The PRL group that came up with these innovative solutions is organised into four teams covering research and development, laboratory, deployment, and computation rock physics – developing new technologies for reservoir characterization and performance prediction that are important to optimising oil recovery. The teams are centralised in BP’s two main upstream technology centres in Sunbury-on-Thames, UK, and Houston, US.

The world-class laboratories they use contain equipment such as whole-body medical CT scanners for seeing inside the rock samples. With a successful track record established, the PRL teams are growing to cope with the new technologies and to ensure that BP extracts the maximum benefit from their deployment.

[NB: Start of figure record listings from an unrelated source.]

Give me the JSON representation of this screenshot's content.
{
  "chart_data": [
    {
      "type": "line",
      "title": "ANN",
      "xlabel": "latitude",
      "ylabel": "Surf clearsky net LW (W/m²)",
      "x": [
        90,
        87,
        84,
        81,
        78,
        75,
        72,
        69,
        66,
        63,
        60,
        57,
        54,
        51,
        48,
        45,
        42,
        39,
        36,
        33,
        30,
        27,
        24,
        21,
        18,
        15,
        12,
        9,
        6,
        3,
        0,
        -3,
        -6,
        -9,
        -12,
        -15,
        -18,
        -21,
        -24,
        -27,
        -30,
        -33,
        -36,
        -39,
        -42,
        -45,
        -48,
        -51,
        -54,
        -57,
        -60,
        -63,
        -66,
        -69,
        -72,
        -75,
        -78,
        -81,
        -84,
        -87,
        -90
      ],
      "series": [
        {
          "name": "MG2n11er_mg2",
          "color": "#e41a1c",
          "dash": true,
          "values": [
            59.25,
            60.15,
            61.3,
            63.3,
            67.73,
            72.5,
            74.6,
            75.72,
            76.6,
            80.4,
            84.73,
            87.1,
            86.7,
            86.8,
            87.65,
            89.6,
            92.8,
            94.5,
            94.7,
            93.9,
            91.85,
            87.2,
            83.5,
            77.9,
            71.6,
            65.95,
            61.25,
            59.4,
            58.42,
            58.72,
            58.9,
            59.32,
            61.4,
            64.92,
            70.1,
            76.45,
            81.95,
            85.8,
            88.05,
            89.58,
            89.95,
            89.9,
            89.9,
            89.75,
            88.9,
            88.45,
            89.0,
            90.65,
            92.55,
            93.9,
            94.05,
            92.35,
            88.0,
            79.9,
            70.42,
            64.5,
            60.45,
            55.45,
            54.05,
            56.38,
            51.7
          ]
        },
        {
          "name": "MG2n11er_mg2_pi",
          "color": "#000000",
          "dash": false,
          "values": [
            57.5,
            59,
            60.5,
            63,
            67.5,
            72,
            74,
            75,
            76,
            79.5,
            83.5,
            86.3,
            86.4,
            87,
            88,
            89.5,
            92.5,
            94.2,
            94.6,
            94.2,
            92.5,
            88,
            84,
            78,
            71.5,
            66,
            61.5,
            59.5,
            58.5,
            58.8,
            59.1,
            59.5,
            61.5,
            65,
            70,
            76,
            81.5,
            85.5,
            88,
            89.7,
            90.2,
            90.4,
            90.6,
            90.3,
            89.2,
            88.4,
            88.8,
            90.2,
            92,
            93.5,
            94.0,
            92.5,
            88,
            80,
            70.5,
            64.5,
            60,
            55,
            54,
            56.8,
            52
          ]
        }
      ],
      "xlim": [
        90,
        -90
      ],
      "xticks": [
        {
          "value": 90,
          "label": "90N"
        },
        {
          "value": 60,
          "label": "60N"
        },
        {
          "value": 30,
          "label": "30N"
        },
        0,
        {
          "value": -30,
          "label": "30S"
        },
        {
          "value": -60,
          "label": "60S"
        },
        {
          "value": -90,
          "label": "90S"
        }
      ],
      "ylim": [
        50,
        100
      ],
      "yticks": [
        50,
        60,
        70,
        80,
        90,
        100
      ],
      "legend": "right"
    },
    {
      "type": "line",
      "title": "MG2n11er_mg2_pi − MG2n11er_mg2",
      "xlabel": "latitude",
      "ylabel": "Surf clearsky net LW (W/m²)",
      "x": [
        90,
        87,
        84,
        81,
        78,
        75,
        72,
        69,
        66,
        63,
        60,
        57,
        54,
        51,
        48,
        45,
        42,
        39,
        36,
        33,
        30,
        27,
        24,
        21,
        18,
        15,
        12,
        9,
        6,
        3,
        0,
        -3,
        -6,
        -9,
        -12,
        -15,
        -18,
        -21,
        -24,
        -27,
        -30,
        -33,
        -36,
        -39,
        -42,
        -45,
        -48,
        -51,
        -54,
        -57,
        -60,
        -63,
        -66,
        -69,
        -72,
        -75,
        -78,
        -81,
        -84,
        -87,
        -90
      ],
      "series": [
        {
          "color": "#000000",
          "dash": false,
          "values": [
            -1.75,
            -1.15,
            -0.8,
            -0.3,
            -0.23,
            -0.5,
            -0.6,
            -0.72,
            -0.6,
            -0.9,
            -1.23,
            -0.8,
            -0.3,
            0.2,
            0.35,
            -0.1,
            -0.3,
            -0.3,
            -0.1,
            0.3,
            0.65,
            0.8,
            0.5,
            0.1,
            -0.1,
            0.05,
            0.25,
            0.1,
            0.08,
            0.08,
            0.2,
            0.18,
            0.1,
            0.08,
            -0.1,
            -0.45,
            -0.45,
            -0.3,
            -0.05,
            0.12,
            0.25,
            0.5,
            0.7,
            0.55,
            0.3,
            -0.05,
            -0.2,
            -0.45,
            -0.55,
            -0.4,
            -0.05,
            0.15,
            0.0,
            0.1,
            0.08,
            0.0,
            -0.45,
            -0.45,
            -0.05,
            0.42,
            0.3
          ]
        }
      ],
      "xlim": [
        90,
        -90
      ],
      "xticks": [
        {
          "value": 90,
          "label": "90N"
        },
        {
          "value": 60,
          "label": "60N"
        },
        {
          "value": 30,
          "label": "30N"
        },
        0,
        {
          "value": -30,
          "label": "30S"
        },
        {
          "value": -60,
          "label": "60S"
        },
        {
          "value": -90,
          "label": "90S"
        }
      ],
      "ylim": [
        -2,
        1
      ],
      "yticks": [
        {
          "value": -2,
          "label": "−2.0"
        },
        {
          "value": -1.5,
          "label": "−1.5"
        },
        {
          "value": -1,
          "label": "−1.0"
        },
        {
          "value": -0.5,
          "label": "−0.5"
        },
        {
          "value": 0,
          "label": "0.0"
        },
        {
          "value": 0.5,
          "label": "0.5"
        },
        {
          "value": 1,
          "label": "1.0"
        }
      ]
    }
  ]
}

PRL technology innovation leader Andrew Cockin says: “BP has been a leader in EOR for a long time. We operate the world’s largest hydrocarbon miscible gas project, as well as several other significant projects, such as at Magnus and Ula. We have created novel, highly-cost-effective EOR technologies and have more EOR technologies under development to revolutionise EOR further and increase the recovery factor.”
EOR is starting to show that it has the potential to make a real contribution to resource replacement. Cockin says: “Historically, oil companies moved on to new fields when conventional oil production fell to uneconomic levels. As the hunt for new giant oilfields gets harder, so the desire to recover more from existing fields increases. When national oil companies are considering who to partner with, the ability to recover more oil is a quality they value more and more. “This is a good time to be working in enhanced oil recovery and a valuable area for BP to be a world leader.”